Buttermilk Biscuits and Brent's Biscuit Fish
Mom's basic biscuit recipe:
2 cups sifted flour
4 tsp. baking powder
1/2 tsp. salt
1/2 tsp. cream of tartar
2 tsp. sugar
1/2 cup butter
2/3 cup milk
Sift together dry indgredients. Cut in butter till mixture resembles coarse crumbs.


Add milk all at once, stir only till dough follows fork around bowl.
Turn out on lightly floured surface, knead gently 30 seconds.

Brent's Note: I dunno about gently. Mom says work the dough as little as
possible, but I find folding it on itself and kneading it at least some
yields flakier biscuits.
Roll out about 1/2 to 3/4 inch thick. Cut with biscuit cutter, bake on ungreased baking sheet at 450 degrees for 10 to 12 minutes.

Brent's Biscuit Fish
Actually, this is a modification of a recipe from Jacques Pepin.
Sized for one person:
1 cucumber
1 vine-ripened tomato
2 garlic cloves
1 leftover biscuit
1 cod fish fillet
1 onion
Extra Virgin Olive Oil
GOOD White wine
Slice the ends off the cucumber, then peel it with a vegetable peeler. Then
slice lengthwise in half, then slice again into quarters. Remove seeds.

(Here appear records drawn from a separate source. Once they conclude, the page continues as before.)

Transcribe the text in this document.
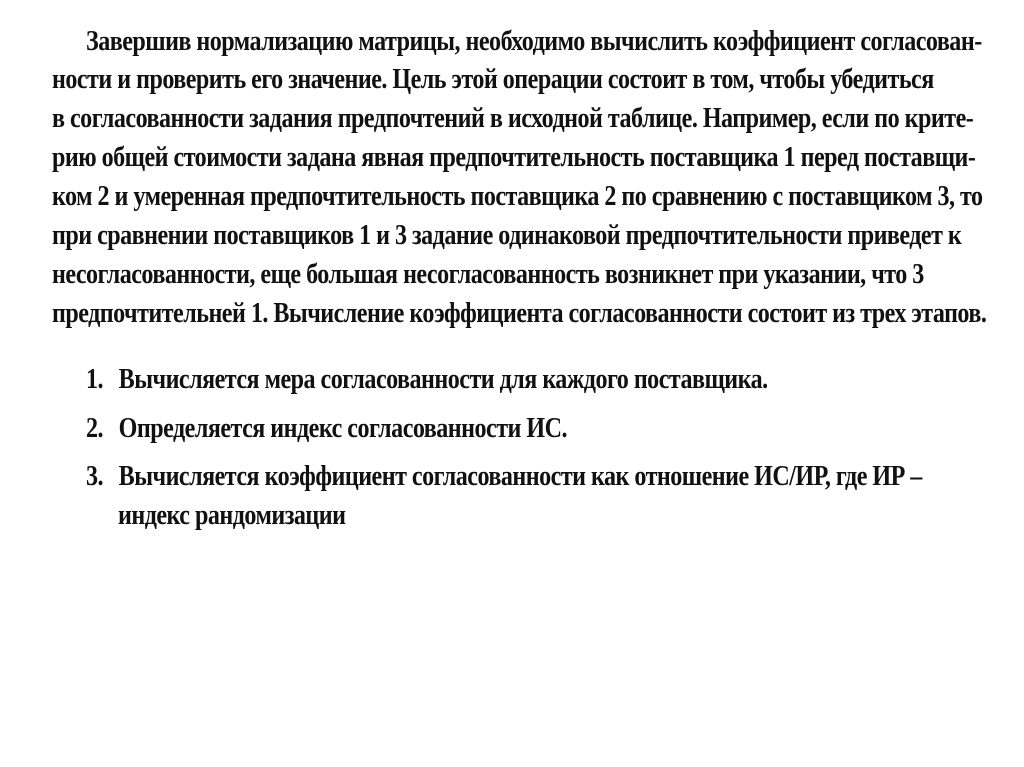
Завершив нормализацию матрицы, необходимо вычислить коэффициент согласован-
ности и проверить его значение. Цель этой операции состоит в том, чтобы убедиться
в согласованности задания предпочтений в исходной таблице. Например, если по крите-
рию общей стоимости задана явная предпочтительность поставщика 1 перед поставщи-
ком 2 и умеренная предпочтительность поставщика 2 по сравнению с поставщиком 3, то
при сравнении поставщиков 1 и 3 задание одинаковой предпочтительности приведет к
несогласованности, еще большая несогласованность возникнет при указании, что 3
предпочтительней 1. Вычисление коэффициента согласованности состоит из трех этапов.
1. Вычисляется мера согласованности для каждого поставщика.
2. Определяется индекс согласованности ИС.
3. Вычисляется коэффициент согласованности как отношение ИС/ИР, где ИР –
индекс рандомизации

Chop up cucumber into (roughly) 1/4 or 1/8 inch pieces.
Dice a tomato.
Mince the garlic.
Dice the onion.

In the picture above you can see I already had some leftover diced onion.
Something I learned from Pepin is that if you dice up some onion for a
recipe that doesn't use the whole thing, put it in a colander and rinse the
diced onion with water, then drain and use as normal. The remainder can now
be put in a zip-lock baggie and kept for quite a while without it getting that
nasty sulfur smell/taste. As a result, I almost always have some diced/minced
onion in the fridge now since I use it in so many other dishes - it's handy
to have.
Heat some olive oil (a small puddle - a few tablespoons?) in a pan, then
add rougly equal parts onion and cucumber and sautee until the onion is
clear or just starting to brown. Add the garlic, give one quick stir, then
immediately add the tomato (don't want to scorch the garlic but do want to
sautee it briefly). Then add the white wine. I don't measure any of this, I
just do it by proportions seen in the previous pictures. Be sure to use a
good white wine, not the denture-cleaner labeled "cooking wine" at the
grocery store. If you wouldn't drink it, don't cook with it. (grin). The
amount of wine to add is, just enough that it starts to look a bit soupy.
I usally add some freshly ground pepper just before the wine has reduced and
I plate it up (to taste).

While the veggies are first started cooking, take a biscuit and crumble it
into a blender. Add a dash of salt and pepper, and turn it into crumbs. They
should be just a bit salty. Pour onto a small plate and dredge the fish fillet
in the crumbs so it's well coated and sautee in butter or olive oil. I do
both the fish and the veggies at the same time (in separate pans of course).
By the time the wine has
reduced so the veggies/wine aren't soupy anymore, the fish fillet is usually
about done.
Pour the sticky veggie mixture onto a plate and place the fish fillet on top.